Рассказывает дон Аттилио эль-ШАРАФИ. Администратор Хозяйства. 68 лет.
Гражданство неизвестно
20 - 23 июля 2215 года по Галактическому времени
Не стану отрицать: я не выстоял до конца церемонии. Просто не смог.
Заболело сердце...
Бибигуль, как обычно, почувствовала что-то и вопросительно, с обычным
своим беспокойством посмотрела на меня, отвлекшись от происходящего.
- Тссс... - прошептал я одними губами. - Все хорошо, дорогая, ничего
страшного...
И она поверила, потому что мы никогда не лжем друг другу. Но на сей
раз я, впервые за долгие годы брака, обманул жену. В тот миг мне было
страшно. Очень страшно...
Потому что прихватило не так, как раньше. Не слегка, едва обжигая
грудь изнутри. Впервые боль была не болью, а чем-то гораздо большим,
чего не пересказать словами; и еще страшнее боли было странное, невесть
откуда идущее понимание: нет, это пока еще не конец, это - звоночек.
Предупреждение. Или что-то иное?.. Не умею объяснить. Думаю, мало кто
сумеет... Не ощутив, такого не понять, ведь каждому из нас свойственно
до времени полагать себя бессмертным.
- Оставайся здесь, - шепнул я.
И вышел через низенькую дверку, а парни, пропустив меня, снова
сомкнулись, скрывая место, где только что я стоял. Те, кто остался там,
внутри, в пропахшем ладаном и потом чаду, которым невозможно дышать,
вряд ли обратили внимание на мой уход. Впрочем, стоит ли обманываться?
Из коллег, конечно же, обратили, и очень многие. Теперь они будут долго
анализировать, взвешивать, прикидывать, как это понимать и не игра ли
все это...
А вот обсуждений не будет. Поостерегутся. Разве что наедине с
законными супругами. И то не уверен, поскольку кандидатура каждой из
законных предложена лично мною. Я знаю, такое нововведение не всем
пришлось по нраву, иные и в глаза мне это высказывали. Но я не
настаивал. Кто, кроме Создателя, смеет советовать в таких вещах, как
таинство бракосочетания? Я спокойно, без обиды выслушивал несогласных, и
возражавший, не пожелавший понять своей же пользы, продолжал трудиться
на прежнем месте, под руководством более удачливого шефа, счастливого
обладателя порекомендованной мною спутницы жизни.
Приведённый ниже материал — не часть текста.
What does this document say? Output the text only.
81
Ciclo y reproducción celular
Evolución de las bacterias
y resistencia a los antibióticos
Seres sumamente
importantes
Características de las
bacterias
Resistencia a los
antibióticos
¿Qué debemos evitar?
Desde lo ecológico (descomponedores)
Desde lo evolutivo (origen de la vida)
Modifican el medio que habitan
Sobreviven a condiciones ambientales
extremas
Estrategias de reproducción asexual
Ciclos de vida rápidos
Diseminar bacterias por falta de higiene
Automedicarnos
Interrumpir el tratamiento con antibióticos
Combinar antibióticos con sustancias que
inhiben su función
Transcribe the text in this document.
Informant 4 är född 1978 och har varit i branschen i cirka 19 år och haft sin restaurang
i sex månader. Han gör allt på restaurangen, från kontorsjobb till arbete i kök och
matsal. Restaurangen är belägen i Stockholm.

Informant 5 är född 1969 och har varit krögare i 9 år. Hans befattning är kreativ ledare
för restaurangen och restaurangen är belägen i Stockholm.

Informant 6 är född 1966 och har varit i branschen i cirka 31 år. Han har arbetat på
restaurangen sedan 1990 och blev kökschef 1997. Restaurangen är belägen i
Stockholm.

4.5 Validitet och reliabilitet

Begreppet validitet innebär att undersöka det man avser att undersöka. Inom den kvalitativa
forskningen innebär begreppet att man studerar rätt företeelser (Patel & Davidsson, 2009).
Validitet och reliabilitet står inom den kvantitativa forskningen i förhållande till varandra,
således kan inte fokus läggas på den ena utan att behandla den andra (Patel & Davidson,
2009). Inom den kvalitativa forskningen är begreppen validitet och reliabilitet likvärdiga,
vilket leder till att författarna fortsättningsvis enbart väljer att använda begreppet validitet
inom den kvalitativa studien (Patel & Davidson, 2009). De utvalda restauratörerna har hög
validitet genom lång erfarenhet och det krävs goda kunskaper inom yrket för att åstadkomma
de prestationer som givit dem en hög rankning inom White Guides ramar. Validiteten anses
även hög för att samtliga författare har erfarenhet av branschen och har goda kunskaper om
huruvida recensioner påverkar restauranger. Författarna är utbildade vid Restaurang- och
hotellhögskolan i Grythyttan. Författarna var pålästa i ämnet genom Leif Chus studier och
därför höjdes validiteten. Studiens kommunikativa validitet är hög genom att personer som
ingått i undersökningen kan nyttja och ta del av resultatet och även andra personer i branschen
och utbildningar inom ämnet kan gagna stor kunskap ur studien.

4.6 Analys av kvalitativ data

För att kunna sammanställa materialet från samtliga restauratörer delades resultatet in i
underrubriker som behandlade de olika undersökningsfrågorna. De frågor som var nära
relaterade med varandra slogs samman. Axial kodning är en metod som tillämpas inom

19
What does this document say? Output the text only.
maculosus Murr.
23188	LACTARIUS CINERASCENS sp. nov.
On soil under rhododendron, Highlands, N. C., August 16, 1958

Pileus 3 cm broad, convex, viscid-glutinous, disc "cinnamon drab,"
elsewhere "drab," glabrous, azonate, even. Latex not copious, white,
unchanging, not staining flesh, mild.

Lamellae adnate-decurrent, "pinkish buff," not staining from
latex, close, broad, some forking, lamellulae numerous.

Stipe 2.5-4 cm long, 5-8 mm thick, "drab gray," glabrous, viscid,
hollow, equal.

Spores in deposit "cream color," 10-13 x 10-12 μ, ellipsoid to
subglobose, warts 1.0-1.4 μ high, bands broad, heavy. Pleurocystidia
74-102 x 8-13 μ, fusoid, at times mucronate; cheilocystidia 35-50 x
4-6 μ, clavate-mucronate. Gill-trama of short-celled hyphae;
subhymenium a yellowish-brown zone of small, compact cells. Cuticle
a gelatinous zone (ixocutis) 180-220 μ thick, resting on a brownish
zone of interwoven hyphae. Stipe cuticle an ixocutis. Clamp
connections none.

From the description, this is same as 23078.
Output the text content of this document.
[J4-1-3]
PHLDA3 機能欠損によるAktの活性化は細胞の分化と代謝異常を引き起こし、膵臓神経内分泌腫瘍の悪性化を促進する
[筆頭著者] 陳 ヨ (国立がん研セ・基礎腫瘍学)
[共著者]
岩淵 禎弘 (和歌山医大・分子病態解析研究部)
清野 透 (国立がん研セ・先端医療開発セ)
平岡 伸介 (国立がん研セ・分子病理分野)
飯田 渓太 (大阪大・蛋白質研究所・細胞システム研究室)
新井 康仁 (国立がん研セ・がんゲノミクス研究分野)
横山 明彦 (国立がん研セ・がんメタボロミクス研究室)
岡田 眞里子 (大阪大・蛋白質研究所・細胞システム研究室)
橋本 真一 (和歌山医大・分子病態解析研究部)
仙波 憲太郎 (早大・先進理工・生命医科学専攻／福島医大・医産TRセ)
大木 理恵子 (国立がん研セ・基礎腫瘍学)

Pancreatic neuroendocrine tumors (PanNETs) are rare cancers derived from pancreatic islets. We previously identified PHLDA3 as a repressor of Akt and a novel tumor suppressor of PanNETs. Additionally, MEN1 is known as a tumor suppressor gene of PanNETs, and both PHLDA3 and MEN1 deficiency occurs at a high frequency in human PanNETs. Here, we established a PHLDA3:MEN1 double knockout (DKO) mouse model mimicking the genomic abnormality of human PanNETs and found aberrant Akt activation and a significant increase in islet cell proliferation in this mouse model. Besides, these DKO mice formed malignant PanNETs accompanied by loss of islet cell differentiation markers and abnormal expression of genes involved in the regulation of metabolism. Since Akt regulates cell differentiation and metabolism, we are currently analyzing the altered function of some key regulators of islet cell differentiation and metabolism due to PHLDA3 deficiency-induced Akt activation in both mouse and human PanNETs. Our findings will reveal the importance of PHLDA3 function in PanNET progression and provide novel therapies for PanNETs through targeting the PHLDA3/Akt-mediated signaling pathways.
Убежден, что я был прав. Ни за одну из моих протеже мне не пришлось
краснеть. Девицы из старых, почтенных семей, умницы и красавицы,
прекрасные хозяйки, заботливые матери и страстные любовницы. Преданные
настолько, насколько могут лишь мусульманские женщины, и богобоязненные,
как подобает истинным католичкам. И ни одна из них, совсем девочек, не
позволила себе посетовать на сватовство человека, годящегося ей почти в
отцы. А то, что девушки эти искренне, по-дочернему преданны мне, так
стоит ли удивляться? Ведь и я относился и отношусь к каждой воспитаннице
моей Бибигуль, как к дочери...
Пряный, слегка горчащий дивным запахом влажной листвы воздух влился в
легкие, почти пригасив за несколько секунд разгоравшийся под сердцем
уголек. Здесь, в тихом кладбищенском парке, было хорошо и несуетно. И
гулкий, сочный бас протоиерея отца Гервасия, что из Новоюнницкого
прихода, долетал ко мне сквозь тихо дребезжащие витражи очень мягко,
хотя там, под сводами, сейчас трясутся иконы и гаснет пламя беловосковых
свечей...
Церемония подходит к концу. Что ж, обойдутся и без меня. На Бибигуль
можно положиться во всем, а уж в таких вещах она знает толк, как никто.
Всего лишь за сутки ею сделано все, что только можно сделать за деньги.
За большие, серьезные деньги, столь существенные для тех, кто не знает
пока, что такое искорка под самым сердцем.
Радужных бумажек я приказал не жалеть.